In cloud environment and with a cloud data storage system off-line backups could be made more convenient. First of all, backups could be distributed to various nodes as long as they are kept separate from the operational data. Unless the cloud hardware / connections suffer massive failures the backups should secure. This would make the data backup and recovery quite easy for the users. It should also be possible for a cloud data storage system to mount a local DVD (or similar) drive for backup device and make it easier users to backup their data from the cloud.

Stored Procedures in a Cloud
Many applications utilise stored procedures and transfer some of the application logic on database servers. This makes sense for several reasons. As the data is stored in a cloud and can be read through any node, the same should be apply to stored procedures.

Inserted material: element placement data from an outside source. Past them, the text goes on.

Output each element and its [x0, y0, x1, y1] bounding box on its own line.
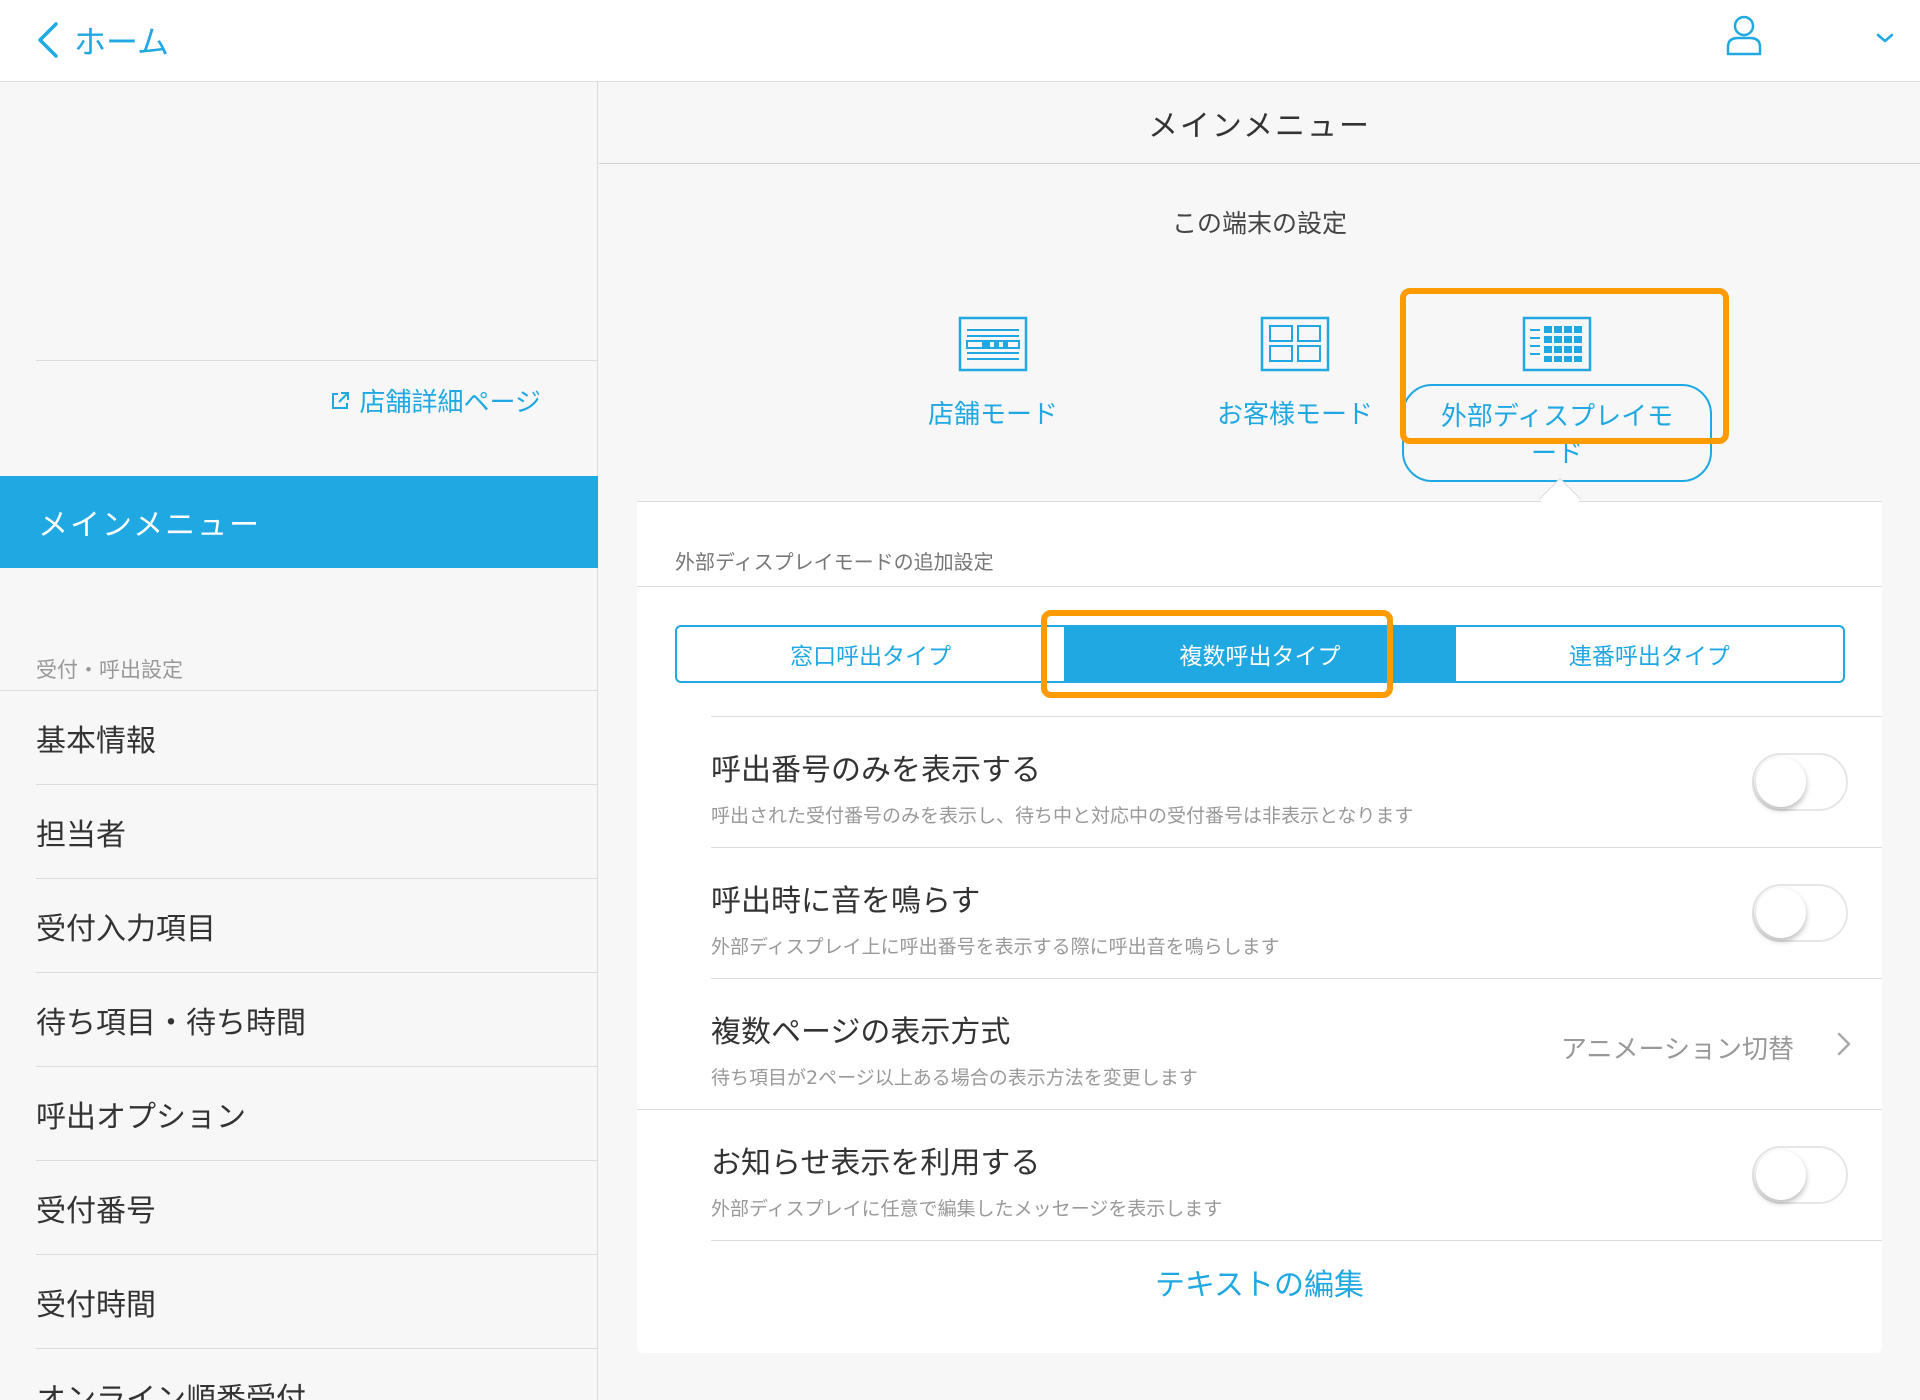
- store-mode-icon: [958, 316, 1028, 372]
- mode-selector: 店舗モード お客様モード 外部ディスプレイモード: [637, 270, 1882, 502]
- call-type-multiple-button[interactable]: 複数呼出タイプ: [1064, 627, 1454, 681]
- sidebar-item[interactable]: 呼出オプション: [36, 1067, 598, 1161]
- additional-settings-title: 外部ディスプレイモードの追加設定: [675, 550, 994, 574]
- main-panel: メインメニュー この端末の設定 店舗モード お客様モード 外部ディスプレイモード…: [599, 82, 1920, 1400]
- setting-row-multi-page-display[interactable]: 複数ページの表示方式 待ち項目が2ページ以上ある場合の表示方法を変更します アニ…: [637, 979, 1882, 1110]
- customer-mode-option[interactable]: お客様モード: [1185, 316, 1405, 431]
- setting-title: 呼出時に音を鳴らす: [711, 884, 981, 919]
- edit-text-link[interactable]: テキストの編集: [637, 1260, 1882, 1304]
- call-type-selector: 窓口呼出タイプ 複数呼出タイプ 連番呼出タイプ: [675, 625, 1845, 683]
- multi-page-display-value: アニメーション切替: [1561, 1035, 1794, 1065]
- external-display-mode-option[interactable]: 外部ディスプレイモード: [1402, 316, 1712, 482]
- setting-title: 呼出番号のみを表示する: [711, 753, 1041, 788]
- setting-description: 呼出された受付番号のみを表示し、待ち中と対応中の受付番号は非表示となります: [711, 805, 1414, 827]
- chevron-right-icon: [1837, 1032, 1851, 1056]
- toggle-knob: [1756, 888, 1806, 938]
- sidebar-item[interactable]: 受付入力項目: [36, 879, 598, 973]
- call-type-sequential-button[interactable]: 連番呼出タイプ: [1453, 627, 1843, 681]
- setting-title: お知らせ表示を利用する: [711, 1146, 1041, 1181]
- external-display-mode-icon: [1522, 316, 1592, 372]
- customer-mode-label: お客様モード: [1216, 400, 1373, 430]
- settings-list: 呼出番号のみを表示する 呼出された受付番号のみを表示し、待ち中と対応中の受付番号…: [637, 716, 1882, 1241]
- notice-display-toggle[interactable]: [1752, 1146, 1848, 1204]
- show-call-number-only-toggle[interactable]: [1752, 753, 1848, 811]
- top-bar: ホーム: [0, 0, 1920, 82]
- sidebar-list: 基本情報 担当者 受付入力項目 待ち項目・待ち時間 呼出オプション 受付番号 受…: [0, 690, 598, 1400]
- chevron-down-icon[interactable]: [1874, 30, 1896, 46]
- sidebar-divider: [36, 360, 598, 361]
- sidebar-item-main-menu[interactable]: メインメニュー: [0, 476, 598, 568]
- back-label: ホーム: [74, 23, 170, 61]
- sidebar-item[interactable]: 受付時間: [36, 1255, 598, 1349]
- external-link-icon: [331, 391, 349, 409]
- sidebar-item[interactable]: オンライン順番受付: [36, 1349, 598, 1400]
- store-mode-option[interactable]: 店舗モード: [883, 316, 1103, 431]
- sidebar: 店舗詳細ページ メインメニュー 受付・呼出設定 基本情報 担当者 受付入力項目 …: [0, 82, 598, 1400]
- customer-mode-icon: [1260, 316, 1330, 372]
- setting-row-notice-display: お知らせ表示を利用する 外部ディスプレイに任意で編集したメッセージを表示します: [711, 1110, 1882, 1241]
- toggle-knob: [1756, 757, 1806, 807]
- call-sound-toggle[interactable]: [1752, 884, 1848, 942]
- sidebar-item[interactable]: 受付番号: [36, 1161, 598, 1255]
- device-settings-title: この端末の設定: [1171, 209, 1347, 238]
- sidebar-item[interactable]: 基本情報: [36, 691, 598, 785]
- sidebar-item[interactable]: 待ち項目・待ち時間: [36, 973, 598, 1067]
- back-home-button[interactable]: ホーム: [36, 14, 169, 66]
- sidebar-item[interactable]: 担当者: [36, 785, 598, 879]
- store-detail-link-label: 店舗詳細ページ: [359, 388, 541, 418]
- setting-row-call-sound: 呼出時に音を鳴らす 外部ディスプレイ上に呼出番号を表示する際に呼出音を鳴らします: [711, 848, 1882, 979]
- setting-description: 外部ディスプレイ上に呼出番号を表示する際に呼出音を鳴らします: [711, 936, 1280, 958]
- external-display-mode-label: 外部ディスプレイモード: [1402, 384, 1712, 482]
- store-detail-link[interactable]: 店舗詳細ページ: [330, 382, 541, 419]
- additional-settings-divider: [637, 586, 1882, 587]
- chevron-left-icon: [38, 22, 58, 58]
- setting-row-show-call-number-only: 呼出番号のみを表示する 呼出された受付番号のみを表示し、待ち中と対応中の受付番号…: [711, 717, 1882, 848]
- setting-description: 待ち項目が2ページ以上ある場合の表示方法を変更します: [711, 1067, 1198, 1089]
- settings-card: 店舗モード お客様モード 外部ディスプレイモード 外部ディスプレイモードの追加設…: [637, 270, 1882, 1353]
- page-title: メインメニュー: [599, 82, 1920, 164]
- setting-title: 複数ページの表示方式: [711, 1015, 1011, 1050]
- sidebar-section-title: 受付・呼出設定: [36, 658, 183, 682]
- setting-description: 外部ディスプレイに任意で編集したメッセージを表示します: [711, 1198, 1223, 1220]
- toggle-knob: [1756, 1150, 1806, 1200]
- user-icon[interactable]: [1724, 14, 1764, 56]
- call-type-window-button[interactable]: 窓口呼出タイプ: [677, 627, 1064, 681]
- store-mode-label: 店舗モード: [927, 400, 1058, 430]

This is not without some issues. Ideally nodes would have similar resources and performance capabilities, but in practice this is not always so. As a result the service can demonstrate variable response times as some slower nodes would take longer to process requests. For example, a stored procedure might handle massive amount of data and if one node has less memory than other nodes, it could be so much slower that the request timeouts. Or even worse, the database crashes.

Nevertheless, replicating stored procedures to all cloud nodes is still preferable to having them all being processed on a single master node.

Distributed Stored Procedure Processing
Instead of handing processing requests over to individual nodes, two or more nodes could be temporarily combined into single virtual processing unit. This could be challenging, but when successfully implemented it could yield significant benefits for cloud users as it would be sufficient to have nodes with less resources (read: cheaper nodes), which in turn could translate into have more nodes available in a more extensive cloud.

A cloud data storage system could be extended to control distributed stored procedure processing, although admittedly greatest benefits would be enjoyed by services that continuously process large amounts of data on the database server. Today too many developers prefer to just load the information from the database on to their (server) application and process the queries outside the database. Many of them end up dealing with various performance and system resource problems.

Still, it would be pretty cool to have this feature available when one needs it.

Track User's Geographic Location and Network Response Times
Larger clouds are likely to be global or at least span over large geographic areas. When users move from place to place or a project has people working on it from different locations, the network response time can easily become a performance issue. In such case it could be desirable if the cloud could identify which node is closest to a user (distance measured in response time) and asynchronously replicate the data across the cloud while the user is working through the fastest node. If the node’s performance level drops below certain threshold the cloud could assign another, faster node to the user without the user ever noticing any difference.

Mobile Nodes and Stationary Nodes
In certain cases the cloud could consist of two types of nodes: mobile nodes and stationary nodes. The stationary nodes could be the primary data storages while mobile nodes could act as proxies between users and stationary cloud nodes when bandwidth is limited or there are security concerns (think military, but there are plenty of civilian cases as well). In these cases the users would query their local (mobile) node for data and if the requested data is available, great. If not then the mobile node forwards the query to closest (fastest responding) stationary node, which uploads the data to mobile node for later use. Naturally these mobile nodes would form a cloud of their own so the data uploaded to one mobile node is then replicated to all other mobile nodes within that local cloud.